Massoud S., âgé de 19 ans, comparaît ce lundi devant le tribunal d’Aix-en-Provence pour des atteintes sexuelles et des sévices graves envers six animaux, dont une chèvre est morte. Au terme d’une délibération d’une heure, il est condamné à trente mois d’emprisonnement avec maintien en détention, pour des faits requalifiés en « sévice ayant entraîné la mort ».
À Aix-en-Provence,
« Ce n’est pas possible ». Massoud S., vêtu d’une veste grise et d’un pantalon noir, semble concentré. Ses yeux noirs fixent l’interprète, malgré les rappels de la présidente du tribunal de s’adresser à la cour. Ce jeune homme de 19 ans, originaire d’Afghanistan, ne s’anime que lorsqu’il répond brièvement aux questions, en anglais. Il comparaît ce lundi pour des atteintes sexuelles et des sévices graves envers six animaux : des chèvres, dont une est décédée, et une agnelle de six mois.
Les faits se sont déroulés à plusieurs reprises entre février et avril sur ces animaux appartenant au refuge et à la ferme pédagogique « Un moment », située aux Pennes-Mirabeau, près de Marseille. Cassandra Sortino, la propriétaire de la structure, en garde un vif traumatisme. « On a monté cette association pour faire le bien, et les animaux ont été en danger dans notre propre structure. On ne peut pas l’expliquer moralement, témoigne-t-elle. On a l’impression d’avoir failli ». Elle se défend sans avocat, cherchant en vain une réponse à son « pourquoi ? ».

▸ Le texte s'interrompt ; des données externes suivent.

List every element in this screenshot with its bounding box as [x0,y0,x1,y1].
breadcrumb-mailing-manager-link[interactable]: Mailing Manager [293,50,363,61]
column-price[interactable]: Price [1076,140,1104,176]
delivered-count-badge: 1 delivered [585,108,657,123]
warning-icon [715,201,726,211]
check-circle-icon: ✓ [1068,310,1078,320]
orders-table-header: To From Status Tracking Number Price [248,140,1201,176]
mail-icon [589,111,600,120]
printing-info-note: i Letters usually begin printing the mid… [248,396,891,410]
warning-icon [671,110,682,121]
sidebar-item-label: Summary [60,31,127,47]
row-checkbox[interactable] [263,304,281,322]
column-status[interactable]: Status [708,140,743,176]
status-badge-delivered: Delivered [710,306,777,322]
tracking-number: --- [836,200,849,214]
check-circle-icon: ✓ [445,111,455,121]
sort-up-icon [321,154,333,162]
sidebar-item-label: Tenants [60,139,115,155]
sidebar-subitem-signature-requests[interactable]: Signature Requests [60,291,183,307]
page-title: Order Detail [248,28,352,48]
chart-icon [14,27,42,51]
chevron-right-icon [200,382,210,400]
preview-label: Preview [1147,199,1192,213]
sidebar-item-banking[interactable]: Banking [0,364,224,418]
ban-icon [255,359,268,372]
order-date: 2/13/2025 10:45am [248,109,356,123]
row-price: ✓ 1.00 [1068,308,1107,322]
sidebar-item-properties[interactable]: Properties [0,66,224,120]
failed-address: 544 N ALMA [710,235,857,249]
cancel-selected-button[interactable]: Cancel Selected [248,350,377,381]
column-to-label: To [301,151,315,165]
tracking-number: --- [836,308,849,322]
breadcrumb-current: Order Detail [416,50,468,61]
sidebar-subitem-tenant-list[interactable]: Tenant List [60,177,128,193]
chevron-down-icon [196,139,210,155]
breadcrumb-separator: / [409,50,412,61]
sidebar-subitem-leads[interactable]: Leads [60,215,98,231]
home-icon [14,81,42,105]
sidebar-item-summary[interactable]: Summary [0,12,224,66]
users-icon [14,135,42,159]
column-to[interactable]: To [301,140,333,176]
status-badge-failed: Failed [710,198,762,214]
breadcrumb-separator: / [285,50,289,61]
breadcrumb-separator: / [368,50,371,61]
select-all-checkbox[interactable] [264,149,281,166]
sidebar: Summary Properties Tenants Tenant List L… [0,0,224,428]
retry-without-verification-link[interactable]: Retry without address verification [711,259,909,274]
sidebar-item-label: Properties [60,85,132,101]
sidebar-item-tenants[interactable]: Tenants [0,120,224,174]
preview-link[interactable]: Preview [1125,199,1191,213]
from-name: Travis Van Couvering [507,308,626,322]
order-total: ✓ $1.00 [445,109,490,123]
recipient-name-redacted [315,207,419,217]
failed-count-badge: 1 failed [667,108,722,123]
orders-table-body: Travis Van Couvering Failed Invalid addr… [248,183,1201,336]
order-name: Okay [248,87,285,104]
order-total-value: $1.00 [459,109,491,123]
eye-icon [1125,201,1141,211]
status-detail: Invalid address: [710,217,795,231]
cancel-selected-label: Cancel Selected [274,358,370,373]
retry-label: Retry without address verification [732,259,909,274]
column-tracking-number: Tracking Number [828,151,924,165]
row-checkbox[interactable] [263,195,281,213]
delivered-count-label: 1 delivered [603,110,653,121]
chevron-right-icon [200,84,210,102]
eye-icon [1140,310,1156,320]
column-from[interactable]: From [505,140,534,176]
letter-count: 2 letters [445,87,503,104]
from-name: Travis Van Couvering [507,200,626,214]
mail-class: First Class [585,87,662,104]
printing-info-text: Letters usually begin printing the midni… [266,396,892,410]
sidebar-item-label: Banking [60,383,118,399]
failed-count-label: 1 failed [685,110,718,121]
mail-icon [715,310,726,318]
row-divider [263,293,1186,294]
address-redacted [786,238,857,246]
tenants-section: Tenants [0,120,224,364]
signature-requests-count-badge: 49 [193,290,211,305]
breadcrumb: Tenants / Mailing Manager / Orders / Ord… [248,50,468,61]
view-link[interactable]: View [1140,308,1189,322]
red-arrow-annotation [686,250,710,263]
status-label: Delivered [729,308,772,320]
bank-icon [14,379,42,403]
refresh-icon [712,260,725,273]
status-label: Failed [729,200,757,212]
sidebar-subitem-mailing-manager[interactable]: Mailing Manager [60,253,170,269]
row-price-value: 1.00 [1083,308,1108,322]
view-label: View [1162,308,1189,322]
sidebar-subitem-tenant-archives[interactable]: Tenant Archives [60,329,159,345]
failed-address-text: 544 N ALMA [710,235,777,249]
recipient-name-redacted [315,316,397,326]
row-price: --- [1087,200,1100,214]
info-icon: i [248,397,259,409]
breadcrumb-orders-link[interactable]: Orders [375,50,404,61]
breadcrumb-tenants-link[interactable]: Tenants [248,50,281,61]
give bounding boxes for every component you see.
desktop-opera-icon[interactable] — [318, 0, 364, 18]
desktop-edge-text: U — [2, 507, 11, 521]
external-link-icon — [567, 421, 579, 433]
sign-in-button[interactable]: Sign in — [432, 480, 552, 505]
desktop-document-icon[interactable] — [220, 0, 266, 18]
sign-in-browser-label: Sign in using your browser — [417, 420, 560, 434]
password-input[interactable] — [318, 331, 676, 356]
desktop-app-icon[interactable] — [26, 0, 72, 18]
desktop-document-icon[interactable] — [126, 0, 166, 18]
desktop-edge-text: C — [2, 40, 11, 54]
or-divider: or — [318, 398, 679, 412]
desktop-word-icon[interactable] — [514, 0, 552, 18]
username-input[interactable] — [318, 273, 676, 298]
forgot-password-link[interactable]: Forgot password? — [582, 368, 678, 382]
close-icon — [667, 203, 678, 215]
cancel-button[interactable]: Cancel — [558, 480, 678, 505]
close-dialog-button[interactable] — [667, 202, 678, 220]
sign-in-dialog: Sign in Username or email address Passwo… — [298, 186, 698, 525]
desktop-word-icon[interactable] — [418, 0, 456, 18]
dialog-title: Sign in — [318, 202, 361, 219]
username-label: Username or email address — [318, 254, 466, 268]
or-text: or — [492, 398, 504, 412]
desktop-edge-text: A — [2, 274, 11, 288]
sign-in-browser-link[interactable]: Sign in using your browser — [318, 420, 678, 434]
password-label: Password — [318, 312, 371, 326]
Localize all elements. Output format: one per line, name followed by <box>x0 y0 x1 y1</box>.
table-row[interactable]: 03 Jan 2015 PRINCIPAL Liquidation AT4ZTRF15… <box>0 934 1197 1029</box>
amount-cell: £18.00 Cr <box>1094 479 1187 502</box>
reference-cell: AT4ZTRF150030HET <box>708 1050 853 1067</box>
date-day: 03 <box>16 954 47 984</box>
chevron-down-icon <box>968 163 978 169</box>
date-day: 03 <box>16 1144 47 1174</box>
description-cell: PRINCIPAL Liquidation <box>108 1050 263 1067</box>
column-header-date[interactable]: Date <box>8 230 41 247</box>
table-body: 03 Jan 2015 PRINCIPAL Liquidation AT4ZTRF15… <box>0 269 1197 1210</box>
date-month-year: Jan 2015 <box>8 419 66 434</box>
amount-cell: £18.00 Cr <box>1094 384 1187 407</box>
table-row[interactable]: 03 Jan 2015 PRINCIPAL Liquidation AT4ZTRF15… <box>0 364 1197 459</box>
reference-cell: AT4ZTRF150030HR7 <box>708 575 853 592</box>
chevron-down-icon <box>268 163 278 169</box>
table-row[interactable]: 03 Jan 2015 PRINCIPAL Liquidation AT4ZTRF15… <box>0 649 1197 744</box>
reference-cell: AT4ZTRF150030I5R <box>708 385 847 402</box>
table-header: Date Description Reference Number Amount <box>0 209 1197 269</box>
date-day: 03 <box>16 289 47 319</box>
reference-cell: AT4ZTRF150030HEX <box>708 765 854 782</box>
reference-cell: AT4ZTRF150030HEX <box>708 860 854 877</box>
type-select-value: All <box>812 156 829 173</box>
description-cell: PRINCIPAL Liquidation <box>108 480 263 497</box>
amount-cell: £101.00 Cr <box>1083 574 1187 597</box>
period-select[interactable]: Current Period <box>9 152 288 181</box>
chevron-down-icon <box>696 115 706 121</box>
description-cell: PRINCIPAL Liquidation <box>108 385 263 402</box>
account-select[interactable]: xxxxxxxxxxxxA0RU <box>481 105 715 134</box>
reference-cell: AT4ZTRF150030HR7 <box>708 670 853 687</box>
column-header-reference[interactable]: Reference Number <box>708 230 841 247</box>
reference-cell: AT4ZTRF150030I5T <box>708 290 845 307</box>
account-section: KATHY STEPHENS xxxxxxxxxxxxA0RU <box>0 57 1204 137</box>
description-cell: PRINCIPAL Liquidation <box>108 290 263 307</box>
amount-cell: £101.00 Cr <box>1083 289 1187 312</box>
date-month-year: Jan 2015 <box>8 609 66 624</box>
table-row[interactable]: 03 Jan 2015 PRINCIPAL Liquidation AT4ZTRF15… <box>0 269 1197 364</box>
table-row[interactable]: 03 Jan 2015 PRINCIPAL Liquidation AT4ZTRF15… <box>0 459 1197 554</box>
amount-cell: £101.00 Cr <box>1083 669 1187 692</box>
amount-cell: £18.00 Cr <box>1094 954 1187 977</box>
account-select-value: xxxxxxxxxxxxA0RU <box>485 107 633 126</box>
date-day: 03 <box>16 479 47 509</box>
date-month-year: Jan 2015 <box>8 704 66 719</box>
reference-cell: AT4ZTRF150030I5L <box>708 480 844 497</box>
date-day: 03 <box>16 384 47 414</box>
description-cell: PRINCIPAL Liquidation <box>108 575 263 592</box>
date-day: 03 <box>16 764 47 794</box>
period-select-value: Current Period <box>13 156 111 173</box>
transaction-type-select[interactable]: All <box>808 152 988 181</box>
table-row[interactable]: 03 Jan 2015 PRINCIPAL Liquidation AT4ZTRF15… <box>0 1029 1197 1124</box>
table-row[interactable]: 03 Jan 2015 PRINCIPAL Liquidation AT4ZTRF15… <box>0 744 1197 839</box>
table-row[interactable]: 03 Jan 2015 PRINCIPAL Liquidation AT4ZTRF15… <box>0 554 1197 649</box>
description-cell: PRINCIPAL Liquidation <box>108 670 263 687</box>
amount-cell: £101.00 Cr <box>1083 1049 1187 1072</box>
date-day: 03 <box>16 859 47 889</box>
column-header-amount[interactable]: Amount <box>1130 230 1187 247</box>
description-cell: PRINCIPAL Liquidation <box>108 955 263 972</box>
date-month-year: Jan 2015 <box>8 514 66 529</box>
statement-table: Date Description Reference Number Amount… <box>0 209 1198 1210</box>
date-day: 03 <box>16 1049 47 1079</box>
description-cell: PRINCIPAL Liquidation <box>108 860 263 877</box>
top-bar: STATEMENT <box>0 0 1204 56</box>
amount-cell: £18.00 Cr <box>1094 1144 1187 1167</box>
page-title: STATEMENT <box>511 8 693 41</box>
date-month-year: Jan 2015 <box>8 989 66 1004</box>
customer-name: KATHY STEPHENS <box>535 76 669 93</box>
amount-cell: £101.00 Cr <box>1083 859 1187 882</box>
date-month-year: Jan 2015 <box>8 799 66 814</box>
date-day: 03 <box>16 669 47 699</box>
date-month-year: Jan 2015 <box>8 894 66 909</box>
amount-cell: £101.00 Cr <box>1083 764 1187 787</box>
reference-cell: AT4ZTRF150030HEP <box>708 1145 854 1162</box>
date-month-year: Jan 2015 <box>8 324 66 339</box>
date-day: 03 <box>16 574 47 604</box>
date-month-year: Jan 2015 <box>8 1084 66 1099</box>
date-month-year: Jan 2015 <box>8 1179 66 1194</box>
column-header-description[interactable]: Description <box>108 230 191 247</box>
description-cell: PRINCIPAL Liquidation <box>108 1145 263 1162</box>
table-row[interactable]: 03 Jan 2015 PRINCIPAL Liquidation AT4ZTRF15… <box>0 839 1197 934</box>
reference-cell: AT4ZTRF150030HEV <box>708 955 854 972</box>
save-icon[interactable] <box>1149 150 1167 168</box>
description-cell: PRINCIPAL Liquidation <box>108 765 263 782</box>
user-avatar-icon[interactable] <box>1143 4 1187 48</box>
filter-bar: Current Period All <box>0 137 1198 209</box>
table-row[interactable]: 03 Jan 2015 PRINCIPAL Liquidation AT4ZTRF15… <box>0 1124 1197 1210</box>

« Je ne sais pas comment l’expliquer »
Pour elle et ses bénévoles, présents dans la salle, le cauchemar a commencé en février. Après avoir constaté des traces de ligature sur les pattes de certains animaux, elle décide de porter plainte. Les animaux présentent également des blessures à la vulve et des traces de sang, constatées par un vétérinaire. Après l’installation d’une caméra de surveillance, Cassandra Sortino remarque plusieurs fois une silhouette d’homme et observe les mêmes traces de violence. Elle se rendra plusieurs fois au commissariat avant que le prévenu ne soit interpellé début avril, en flagrant délit, derrière une chèvre, portant des gants en latex et avec son pantalon baissé.
Malgré les preuves – son ADN retrouvé sur les animaux et son téléphone qui a borné à plusieurs reprises près de la ferme –, Massoud S. nie totalement les faits. « Je ne sais pas comment l’expliquer », répond-il aux magistrats. Lors de la nuit de son interpellation, il raconte avoir raté son train pour Marseille, où il réside dans un centre de demandeurs d’asile du 3e arrondissement. « Cet endroit était tout près de la gare, pour moi il n’y avait aucun autre endroit où rester pour passer la nuit », justifie-t-il.
« J’aurais aimé comprendre »
L’interrogatoire a parfois ressemblé à un dialogue de sourds, freiné par la traduction laborieuse en anglais. Arrivé en France en novembre 2025, Massoud S. dit avoir perdu sa famille dans un bombardement en Afghanistan, durant la guerre. « Après avoir raconté mon histoire et les effets sur ma santé mentale, j’ai reçu un traitement », retrace-t-il, qualifiant ce dernier de « très lourd ». Interrogé sur son éducation religieuse stricte, il se dit « plein de honte ».
Lors de l’expertise psychiatrique effectuée pendant sa détention provisoire, le médecin rapporte une absence de trouble et une forme de reconnaissance partielle des faits. « On en fait toute une histoire alors que ce ne sont que des animaux », aurait-il déclaré. Le prévenu explique que celui qui a commis ces actes l’a probablement fait pour ne « pas violer une femme », car la chèvre ne va pas le reconnaître. Devant le tribunal, il a du mal à se souvenir de ces déclarations, pourtant soulignées par les avocats des associations de défense des animaux, parties civiles. « Je suis quelqu’un de normal », se défend-il.
Au terme d’une délibération d’une heure, peu après 23 heures, il est condamné à trente mois d’emprisonnement avec maintien en détention, pour des faits requalifiés en « sévices ayant entraîné la mort ». Il est également condamné à une interdiction définitive du territoire français et à une inscription au fichier des auteurs d’infractions sexuelles et violentes (Fijaisv). « J’aurais aimé comprendre », regrette Cassandra Sortino face aux dénégations du prévenu. Elle envisage de faire appel.